In a third high-profile case, the FTC took on Microsoft over its effort to acquire the video game developer, Activision Blizzard. The acquisition was first proposed in January 2022 and was valued at an estimated $69 billion; Activision’s most popular games include “Call of Duty,” “World of Warcraft,” “Candy Crush,” and “Guitar Hero.” The agency argues that the deal “would enable Microsoft to suppress competitors to its Xbox gaming consoles and its rapidly growing subscription content and cloud-gaming business.” It feared that the deal would give a significant market advantage over Sony, Nintendo, and its other platform and console rivals.
In still another action, the FTC requested information related to Amazon’s planned $1.7 billion acquisition of iRobot. In September, the Commissioners wrote a joint letter that stated:
If consummated, the iRobot purchase would further weaken competition in the smart home device market and entrench Amazon’s powerful market position in the wider structure of the digital economy. Amazon seeks to unduly expand its market power by eliminating a competitor through acquisition, rather than through organic growth.
Three other cases seem to be in the works. Epic Games, owner of the popular video game “Fortnite,” has sued Apple over the high commission fees that the Apple Store charges, thus allegedly creating an anti-competitive environment. Initially, a district court judge ruled in favor of Apple’s; Epic has appealed the decision. In a second case, the U.S. Department of Justice (DOJ) sued Google in 2020, alleging that it maintained a monopoly over the markets for online search services and search advertising through anti-competitive practices. The case will go to trial in September 2023.

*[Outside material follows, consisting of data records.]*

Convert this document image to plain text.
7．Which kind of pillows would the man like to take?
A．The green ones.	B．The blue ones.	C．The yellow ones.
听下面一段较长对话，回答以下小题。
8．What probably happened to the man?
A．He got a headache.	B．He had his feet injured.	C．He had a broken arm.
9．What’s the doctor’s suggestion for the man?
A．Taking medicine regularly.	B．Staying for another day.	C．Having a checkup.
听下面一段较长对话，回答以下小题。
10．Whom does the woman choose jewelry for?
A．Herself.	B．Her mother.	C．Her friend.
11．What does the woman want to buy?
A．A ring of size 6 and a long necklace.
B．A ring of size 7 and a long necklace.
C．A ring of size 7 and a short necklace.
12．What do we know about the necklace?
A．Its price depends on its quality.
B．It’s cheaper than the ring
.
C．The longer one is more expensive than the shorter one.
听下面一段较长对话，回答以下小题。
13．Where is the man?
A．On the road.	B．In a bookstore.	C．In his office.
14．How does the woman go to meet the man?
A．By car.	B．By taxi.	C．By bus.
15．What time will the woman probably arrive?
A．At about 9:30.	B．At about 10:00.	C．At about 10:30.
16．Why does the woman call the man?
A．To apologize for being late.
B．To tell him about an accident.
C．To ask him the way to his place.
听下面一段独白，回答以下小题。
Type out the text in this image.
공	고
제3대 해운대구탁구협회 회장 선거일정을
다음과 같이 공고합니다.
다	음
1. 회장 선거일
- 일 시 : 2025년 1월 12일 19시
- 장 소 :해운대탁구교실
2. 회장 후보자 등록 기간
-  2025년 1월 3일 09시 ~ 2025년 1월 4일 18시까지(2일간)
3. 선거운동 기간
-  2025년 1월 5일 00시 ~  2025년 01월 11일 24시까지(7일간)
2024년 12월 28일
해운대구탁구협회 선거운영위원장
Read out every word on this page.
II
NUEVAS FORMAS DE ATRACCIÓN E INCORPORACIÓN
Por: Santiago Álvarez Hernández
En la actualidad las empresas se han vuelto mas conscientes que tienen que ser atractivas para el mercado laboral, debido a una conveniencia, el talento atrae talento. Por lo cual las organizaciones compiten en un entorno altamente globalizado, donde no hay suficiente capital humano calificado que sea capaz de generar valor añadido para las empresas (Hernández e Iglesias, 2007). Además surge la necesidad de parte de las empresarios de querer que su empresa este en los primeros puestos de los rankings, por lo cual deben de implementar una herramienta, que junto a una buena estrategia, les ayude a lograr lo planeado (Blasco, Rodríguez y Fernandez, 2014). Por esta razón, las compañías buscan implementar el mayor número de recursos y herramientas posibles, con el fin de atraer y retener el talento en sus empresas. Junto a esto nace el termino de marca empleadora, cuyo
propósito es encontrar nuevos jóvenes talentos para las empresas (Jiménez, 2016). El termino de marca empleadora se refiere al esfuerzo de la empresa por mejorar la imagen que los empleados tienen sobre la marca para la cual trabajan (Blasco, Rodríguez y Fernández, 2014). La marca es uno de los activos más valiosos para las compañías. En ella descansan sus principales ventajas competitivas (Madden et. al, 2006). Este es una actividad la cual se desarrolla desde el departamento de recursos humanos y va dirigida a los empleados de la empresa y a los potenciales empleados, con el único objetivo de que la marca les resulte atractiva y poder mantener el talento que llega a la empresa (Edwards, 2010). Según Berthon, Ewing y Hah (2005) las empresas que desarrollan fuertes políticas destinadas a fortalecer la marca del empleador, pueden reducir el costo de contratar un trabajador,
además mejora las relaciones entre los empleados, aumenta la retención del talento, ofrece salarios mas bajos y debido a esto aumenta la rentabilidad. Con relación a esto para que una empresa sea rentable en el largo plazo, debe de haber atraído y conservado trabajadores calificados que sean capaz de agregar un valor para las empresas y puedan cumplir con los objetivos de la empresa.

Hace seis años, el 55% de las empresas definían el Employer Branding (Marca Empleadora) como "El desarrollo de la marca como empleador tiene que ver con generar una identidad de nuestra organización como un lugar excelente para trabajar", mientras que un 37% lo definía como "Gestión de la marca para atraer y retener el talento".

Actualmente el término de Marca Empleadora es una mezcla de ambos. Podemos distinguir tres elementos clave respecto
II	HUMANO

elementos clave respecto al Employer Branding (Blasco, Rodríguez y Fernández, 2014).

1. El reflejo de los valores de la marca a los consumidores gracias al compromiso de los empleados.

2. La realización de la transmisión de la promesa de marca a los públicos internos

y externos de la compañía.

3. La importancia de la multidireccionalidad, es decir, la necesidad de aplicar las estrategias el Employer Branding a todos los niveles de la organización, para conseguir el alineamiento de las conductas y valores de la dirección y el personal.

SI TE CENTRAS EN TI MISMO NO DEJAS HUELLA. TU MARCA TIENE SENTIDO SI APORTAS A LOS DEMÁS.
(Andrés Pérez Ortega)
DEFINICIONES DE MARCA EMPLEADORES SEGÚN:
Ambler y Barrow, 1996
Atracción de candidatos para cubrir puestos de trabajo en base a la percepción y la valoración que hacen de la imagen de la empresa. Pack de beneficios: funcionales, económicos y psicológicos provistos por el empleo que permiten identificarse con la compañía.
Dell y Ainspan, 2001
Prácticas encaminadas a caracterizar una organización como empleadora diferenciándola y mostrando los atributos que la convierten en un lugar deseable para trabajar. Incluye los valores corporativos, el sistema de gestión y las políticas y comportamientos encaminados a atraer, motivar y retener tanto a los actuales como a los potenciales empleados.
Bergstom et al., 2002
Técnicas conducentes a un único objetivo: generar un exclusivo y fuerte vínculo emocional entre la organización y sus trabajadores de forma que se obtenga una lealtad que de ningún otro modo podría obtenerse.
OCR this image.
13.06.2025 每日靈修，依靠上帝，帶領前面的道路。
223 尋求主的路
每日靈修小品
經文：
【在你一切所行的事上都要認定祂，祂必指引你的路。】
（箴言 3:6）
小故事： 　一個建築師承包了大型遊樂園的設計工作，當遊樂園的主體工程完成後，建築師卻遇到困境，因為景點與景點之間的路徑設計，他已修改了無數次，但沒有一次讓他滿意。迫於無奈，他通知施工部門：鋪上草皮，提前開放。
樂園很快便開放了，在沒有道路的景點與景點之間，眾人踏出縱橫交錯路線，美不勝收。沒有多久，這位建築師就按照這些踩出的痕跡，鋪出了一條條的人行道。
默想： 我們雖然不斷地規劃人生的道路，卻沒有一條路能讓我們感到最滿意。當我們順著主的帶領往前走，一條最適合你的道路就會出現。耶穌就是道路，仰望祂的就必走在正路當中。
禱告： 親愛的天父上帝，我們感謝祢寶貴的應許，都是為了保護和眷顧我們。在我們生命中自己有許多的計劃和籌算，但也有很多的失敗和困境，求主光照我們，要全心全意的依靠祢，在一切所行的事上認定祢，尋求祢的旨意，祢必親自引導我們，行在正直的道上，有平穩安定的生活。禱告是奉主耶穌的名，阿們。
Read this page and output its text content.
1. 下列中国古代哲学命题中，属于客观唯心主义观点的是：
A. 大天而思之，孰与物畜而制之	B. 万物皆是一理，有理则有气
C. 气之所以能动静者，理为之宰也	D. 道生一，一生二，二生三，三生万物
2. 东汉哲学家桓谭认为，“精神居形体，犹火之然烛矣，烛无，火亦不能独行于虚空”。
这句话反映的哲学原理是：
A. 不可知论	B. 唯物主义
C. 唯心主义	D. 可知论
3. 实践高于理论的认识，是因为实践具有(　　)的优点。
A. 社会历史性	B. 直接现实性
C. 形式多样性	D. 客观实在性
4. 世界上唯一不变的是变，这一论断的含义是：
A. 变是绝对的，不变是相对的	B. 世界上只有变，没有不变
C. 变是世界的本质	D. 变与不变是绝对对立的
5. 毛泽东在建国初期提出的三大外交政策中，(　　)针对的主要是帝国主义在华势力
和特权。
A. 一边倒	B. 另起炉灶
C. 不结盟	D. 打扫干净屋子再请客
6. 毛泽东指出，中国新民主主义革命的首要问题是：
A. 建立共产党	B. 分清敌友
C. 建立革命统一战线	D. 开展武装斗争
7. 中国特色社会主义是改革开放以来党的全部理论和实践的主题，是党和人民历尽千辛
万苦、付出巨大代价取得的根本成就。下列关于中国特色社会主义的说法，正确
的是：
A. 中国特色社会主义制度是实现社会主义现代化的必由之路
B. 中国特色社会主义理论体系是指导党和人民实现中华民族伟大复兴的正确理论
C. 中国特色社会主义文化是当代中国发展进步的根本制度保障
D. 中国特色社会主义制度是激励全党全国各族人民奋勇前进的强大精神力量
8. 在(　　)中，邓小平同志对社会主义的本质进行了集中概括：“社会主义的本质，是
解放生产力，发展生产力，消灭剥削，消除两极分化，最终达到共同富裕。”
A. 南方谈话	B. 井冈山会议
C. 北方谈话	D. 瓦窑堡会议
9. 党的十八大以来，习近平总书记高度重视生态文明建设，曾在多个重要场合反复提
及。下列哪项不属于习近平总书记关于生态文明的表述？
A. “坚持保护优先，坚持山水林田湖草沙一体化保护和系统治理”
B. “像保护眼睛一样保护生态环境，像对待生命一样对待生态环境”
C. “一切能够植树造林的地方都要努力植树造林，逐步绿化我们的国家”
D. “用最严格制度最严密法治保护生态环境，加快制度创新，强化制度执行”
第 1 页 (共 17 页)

And third, in January 2023, the DOJ and Attorneys General from eight states filed an antitrust suit against Google for monopolizing digital advertising technologies.
“The FTC was founded in response to harms created by the Industrial Revolution's Robber Barons, who used their economic and political power to enrich themselves at the literal cost of Americans everywhere,” Meinrath points out. He adds: “One hundred years later, we are now dealing with the fallout from the Digital Revolution (and the harms caused by today's mega-billionaires). Today, a new generation of leaders—like FTC’s Khan—are looking at what worked historically, and they aim to ‘bust the trust’ of today's digital fiefdoms and begin forging a new social contract for the Internet era.”